Mme Isabel Rochat, conseillère d'Etat. Quel florilège, ce soir, en faveur d'actions menées par la police ! Encore une fois, je crois que tout procède de ce que je vous ai présenté l'année dernière, à savoir une réorganisation en profondeur de la police, de façon à lui donner, une fois de plus, les moyens d'être sur le terrain. Elle ne pourra pas être partout ! Une priorisation est à faire; elle est effectuée de la façon la plus juste possible. La priorité pour le poste des Pâquis a toujours été cette école et cette zone qui a toujours été identifiée comme étant extrêmement compliquée; les rencontres ayant eu lieu avec l'Association des parents d'élèves des Pâquis, l'Unité d'action communautaire, le directeur de l'établissement, les animateurs de l'Espace solidaire Pâquis en sont véritablement la démonstration. La police cantonale n'a pas besoin d'appeler la police municipale, cette dernière se rend six fois par semaine, en ronde, à l'école des Pâquis. J'espère simplement que la police cantonale ne vient pas uniquement à l'heure de la récréation, quand la cloche sonne - c'est en tout cas ma préoccupation.
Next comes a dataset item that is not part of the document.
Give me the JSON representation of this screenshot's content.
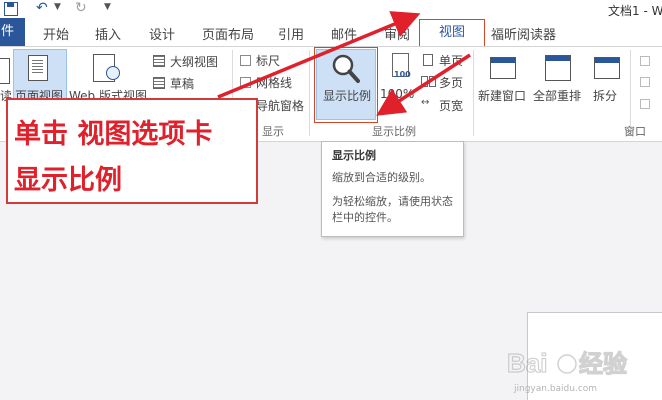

J'ajouterai que la population de trafiquants régnant dans cette zone est une population difficile pour la police et que l'ensemble des acteurs se trouvant sur ce terrain doivent pouvoir travailler dans un esprit de collaboration. Je ne vous cacherai pas, Mesdames et Messieurs, que ce secteur est compliqué à gérer, tout comme l'est la gare, particulièrement s'agissant des trafiquants de drogue. Nous avons décidé, avec le canton de Vaud, de mener une action conjointe sur ce trafic, considérant l'impact énorme que cela a sur nos forces de police.

Je ne vais pas vous rappeler ici la relativité du monde, mais parlant de Genève comme étant la sixième ville la plus sûre du monde, j'invite ceux qui remettent en cause ce classement - pourtant internationalement reconnu - à le placer en relation avec la ville de Paris, citée en exemple dans ce débat, qui a été classée au soixantième rang des villes les plus sûres du monde. J'invite à voyager ceux pour lesquels les frontières semblent difficiles à franchir autrement que par la toile - il est important de sortir de nos frontières - de façon à se rendre compte que notre police fait un travail remarquable. (Applaudissements.)

Le président. Je vous remercie, Madame la conseillère d'Etat. Nous allons nous prononcer sur le renvoi de cette motion...

M. Eric Stauffer. Vote nominal !

Le président. Etes-vous suivi ! (Appuyé.) Nous procédons par appel nominal sur le renvoi de cette motion à la commission judiciaire.

Mis aux voix à l'appel nominal, le renvoi de la proposition de motion 2078 à la commission judiciaire et de la police est adopté par 65 oui contre 14 non et 2 abstentions.